Paulo Câmara deve deixar presidência do Banco do Nordeste após decisão do STF e Lei das Estatais

Ex-governador de Pernambuco comandava o BNB desde março de 2023, mas sua permanência perdeu respaldo legal. Conselho do banco terá até 30 dias para convocar nova eleição.

 Paulo Câmara deve deixar presidência do Banco do Nordeste após decisão do STF e Lei das Estatais Ex-governador de Pernambuco comandava o BNB desde março de 2023, mas sua permanência perdeu respaldo legal. Conselho do banco terá até 30 dias para convocar nova eleição.

Saída de Paulo Câmara do BNB – Foto: Reprodução

O cenário político e institucional em torno do Banco do Nordeste (BNB) vive dias de tensão, pois o ex-governador de Pernambuco, Paulo Câmara, atual presidente da instituição, deve deixar o comando nos próximos dias. A confirmação da saída veio do secretário-executivo da Fazenda, Dario Durigan, que reforçou que a decisão é consequência direta do descumprimento da Lei das Estatais e de determinação já tomada pelo Supremo Tribunal Federal (STF).

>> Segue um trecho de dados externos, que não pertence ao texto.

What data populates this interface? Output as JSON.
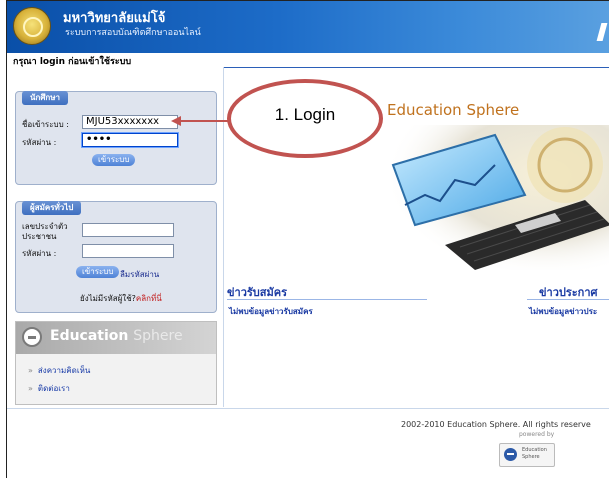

Câmara, que já ocupou a vice-presidência nacional do PSB, assumiu a presidência do BNB em março de 2023, uma vez que uma liminar suspendeu a quarentena partidária imposta pela legislação. A medida, no entanto, caiu em dezembro do mesmo ano. Desde então, o prazo para sua saída se estendeu até 27 de agosto, mas a permanência foi mantida com base em um artigo do estatuto do banco, o qual prevê a prorrogação do mandato até a posse da nova diretoria. A legislação, porém, é clara: o conselho do BNB tem até 30 dias para convocar eleições, o que indica que a mudança será inevitável e deve ocorrer em breve.

À frente do banco, Câmara implementou programas de microcrédito com juros reduzidos, alinhados ao governo do presidente Luiz Inácio Lula da Silva, cujo objetivo era estimular o empreendedorismo popular, sobretudo entre beneficiários do Bolsa Família, em especial nas regiões Norte e Nordeste, incluindo o comércio e o desenvolvimento do interior.

Apesar das críticas à sua permanência no cargo após a derrubada da liminar, aliados do governo destacam que a experiência de Câmara ajudou a fortalecer o papel social do banco, enquanto contribuía para o combate às desigualdades regionais.